Who is this stranger who lives in the same house with you? He quickly swallows his food, fills the basket with dirty laundry, hums and shrugs at all questions, and tries to sneak out of the house or lock himself in a room with a computer. Is your son? And where did that sweet kid, who climbed into your arms and told all his simple secrets, disappeared? Yesterday you perfectly understood all his thoughts, feelings and aspirations, but today it seems to you that he was replaced, that he is a completely stranger. Nothing terrible happens. The child is growing up, but still needs your love and care. Now his problems are more serious than broken knees and you just need to learn to understand your son again.
It is necessary
- Time
- Patience
- persistence
- Sincere desire
Instructions
Step 1
Make sure your son sees your love and care. Even though his face is increasingly turning into a dismissive monkey grimace, he still needs your approval, encouragement and acceptance. But there is no need to "drown him in love" and forgive him everything, because "he is having hard times." Teens need boundaries. Yes, they are annoyed by the rules you set, but they need them. He must see that his actions can upset you, cause your disapproval. It is important for him that you are worried about his safety and require him to unconditionally fulfill some taboos. Sometimes teenagers do something terrible on purpose for you to stop them.
Step 2
Chat with your son at times that are good for both of you. You will not force him to talk in the morning or when he is carried away by chatting, the conversation will not work. But there are probably moments between you when you are especially close - maybe when you drive him to school or pick him up from the section, clean the table together after dinner, or fix the car. Appreciate these moments and try to have serious conversations at this time, and not when the thought occurred to you, urgently find out what is happening with the child.
Step 3
Listen to him.
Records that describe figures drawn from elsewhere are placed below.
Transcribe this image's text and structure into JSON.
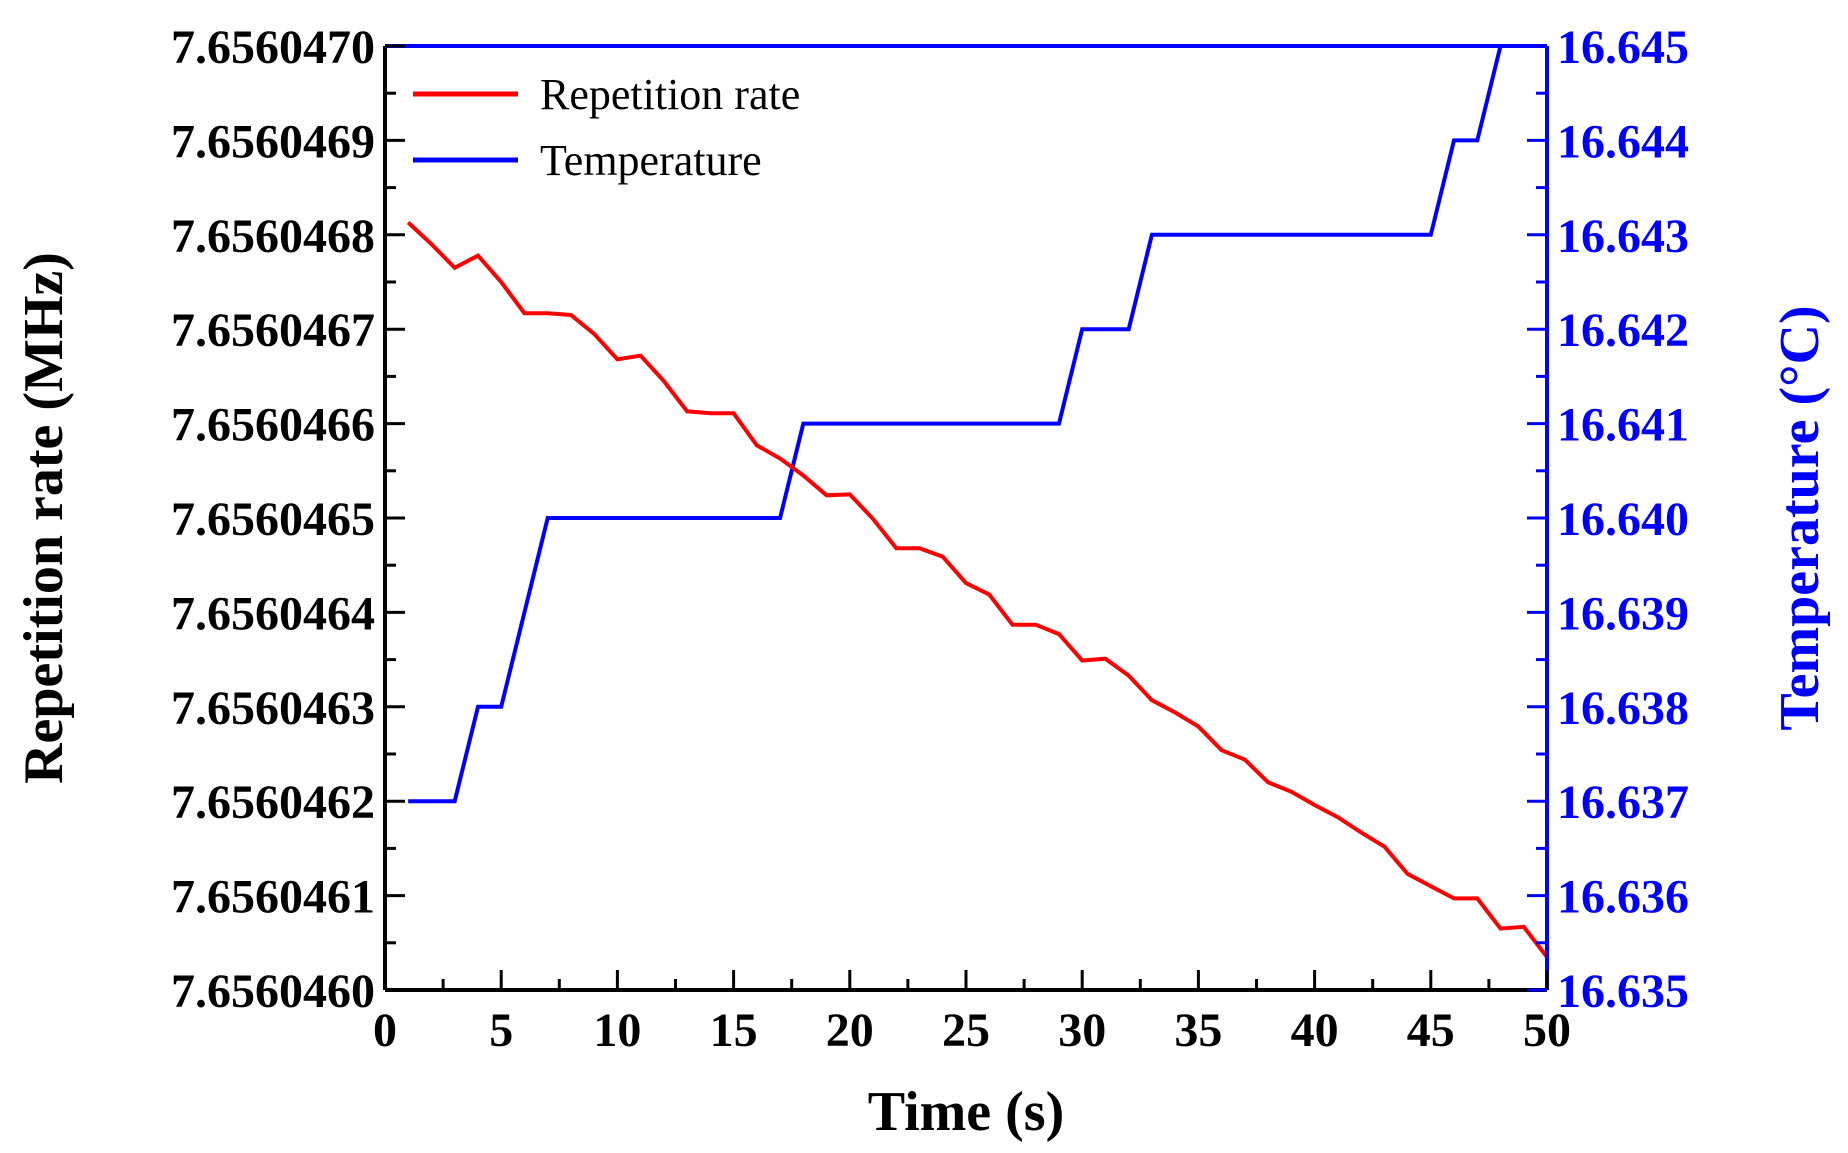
{
  "chart_data": {
    "type": "line",
    "title": "",
    "xlabel": "Time (s)",
    "ylabel_left": "Repetition rate (MHz)",
    "ylabel_right": "Temperature (°C)",
    "xlim": [
      0,
      50
    ],
    "ylim_left": [
      7.656046,
      7.656047
    ],
    "ylim_right": [
      16.635,
      16.645
    ],
    "x_ticks": [
      "0",
      "5",
      "10",
      "15",
      "20",
      "25",
      "30",
      "35",
      "40",
      "45",
      "50"
    ],
    "y_left_ticks": [
      "7.6560460",
      "7.6560461",
      "7.6560462",
      "7.6560463",
      "7.6560464",
      "7.6560465",
      "7.6560466",
      "7.6560467",
      "7.6560468",
      "7.6560469",
      "7.6560470"
    ],
    "y_right_ticks": [
      "16.635",
      "16.636",
      "16.637",
      "16.638",
      "16.639",
      "16.640",
      "16.641",
      "16.642",
      "16.643",
      "16.644",
      "16.645"
    ],
    "grid": false,
    "legend_position": "top-left",
    "colors": {
      "repetition": "#ff0000",
      "temperature": "#0000ff",
      "axis_left": "#000000",
      "axis_right": "#0000ff"
    },
    "series": [
      {
        "name": "Repetition rate",
        "axis": "left",
        "unit_note": "value offset from 7.656046 MHz, in units of 1e-7 MHz",
        "x": [
          1,
          2,
          3,
          4,
          5,
          6,
          7,
          8,
          9,
          10,
          11,
          12,
          13,
          14,
          15,
          16,
          17,
          18,
          19,
          20,
          21,
          22,
          23,
          24,
          25,
          26,
          27,
          28,
          29,
          30,
          31,
          32,
          33,
          34,
          35,
          36,
          37,
          38,
          39,
          40,
          41,
          42,
          43,
          44,
          45,
          46,
          47,
          48,
          49,
          50
        ],
        "values": [
          8.13,
          7.9,
          7.65,
          7.78,
          7.5,
          7.17,
          7.17,
          7.15,
          6.95,
          6.68,
          6.72,
          6.45,
          6.13,
          6.11,
          6.11,
          5.77,
          5.63,
          5.45,
          5.24,
          5.25,
          4.99,
          4.68,
          4.68,
          4.59,
          4.31,
          4.19,
          3.87,
          3.87,
          3.77,
          3.49,
          3.51,
          3.33,
          3.07,
          2.94,
          2.79,
          2.54,
          2.44,
          2.2,
          2.1,
          1.96,
          1.83,
          1.67,
          1.52,
          1.23,
          1.1,
          0.97,
          0.97,
          0.65,
          0.67,
          0.35
        ]
      },
      {
        "name": "Temperature",
        "axis": "right",
        "x": [
          1,
          3,
          4,
          5,
          7,
          17,
          18,
          29,
          30,
          32,
          33,
          45,
          46,
          47,
          48,
          50
        ],
        "values": [
          16.637,
          16.637,
          16.638,
          16.638,
          16.64,
          16.64,
          16.641,
          16.641,
          16.642,
          16.642,
          16.643,
          16.643,
          16.644,
          16.644,
          16.645,
          16.645
        ]
      }
    ]
  }
}
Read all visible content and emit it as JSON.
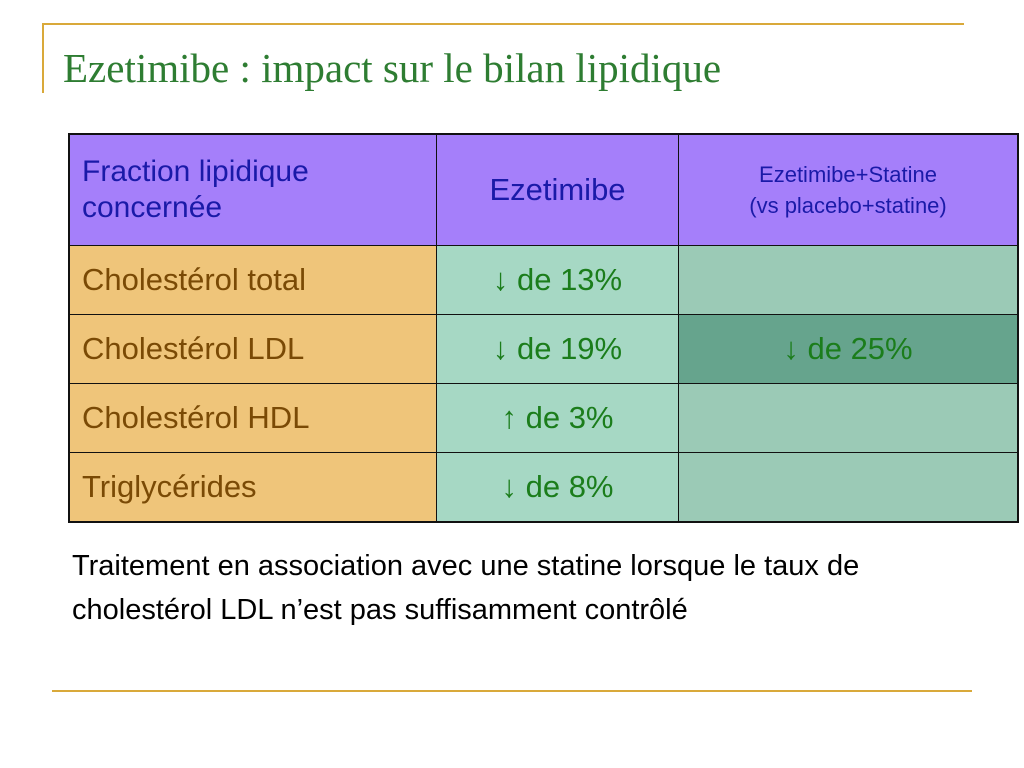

If he is already talking enthusiastically, do not interrupt him. Do not remember at this very moment that he again threw his sneakers in the middle of the corridor. Don't tell him similar stories from your youth. Does he want to share with you? So show that it is important and interesting to you.
Step 4
Don't lecture and teach your son. Believe me, he heard them all his previous life and he listens to them every day now. If in the previous 14 years you have not managed to explain to him “what is good and what is bad,” now it’s a little late. The teenager needs more evaluation of his actions than new teachings. Discuss with him his actions and decisions, his choice of path, and do not continue to talk about possible difficulties on the route.
Step 5
Speak his language. For your son, SMS, VKontakte, LJ, Facebook, blog and others are an integral part of his world. It is easy and simple for him to communicate there, from there he receives the lion's share of information. If you stubbornly stay on this side of the door, that's your choice, but then don't be surprised why you don't understand your child. He learned a new language, and you want to speak to him only in the old one. He is full of impressions, but you really fail to understand what he is about?
Step 6
Let his friends into your house. It may seem to you that barbarians have invaded the apartment, but in fact they are also someone's cute kids, they just “smell like that” now. You do not need to impose your society on them, let them study in his room, but you can invite them to tea and join in a general conversation, offer a ride to a concert or a match, or take them to the cinema. Look from the outside how your son communicates with them, from their conversations you can understand more about him than from the conversations imposed on him.
Step 7
Talk to your son's friends, teachers and coaches. They can see your child from the outside and tell you something new about him, something that will help you understand him better. Perhaps one of them is his authority at the moment, and he trusts him more than you. Remember that this should not offend you, because this is a normal stage of development. You are still important and dear to him, but he needs to learn how to build an adult relationship without you.
Step 8
Continue to include him in your household chores. Tell him that you want to teach him to be self-reliant and independent. Does he claim to be an adult? So an adult can not only peel potatoes, but also cut a salad. Overcome his resistance, but do not leave him alone with household chores. Do something together or do something nearby. When he stops grumbling and gets carried away with the business, this will be the best time to teach him something new.
Step 9
Find out what he wants to do, but hesitates. Help him in this hobby and even try to share a new hobby. Does he want to build a motorcycle? Do it together. Learn to play guitar? Why can't you? Gather a youth group? Okay, you can become their producer. For many years, your son has shared your lifestyle and your hobbies, it is your turn to try to share him.
Step 10
Okay, you're a very progressive parent and you're ready to figure it out, but tattoos? Tunnels? Piercing? Tell me, why did you buy a new car or dyed your hair? In order to show your belonging to a certain social circle, slightly different from its typical representatives, right? Your son does the same, only with the methods accepted in his environment. It is better to pay him for an expensive professional tattoo than to admire a crooked tattoo for years, which he will sooner or later do anyway.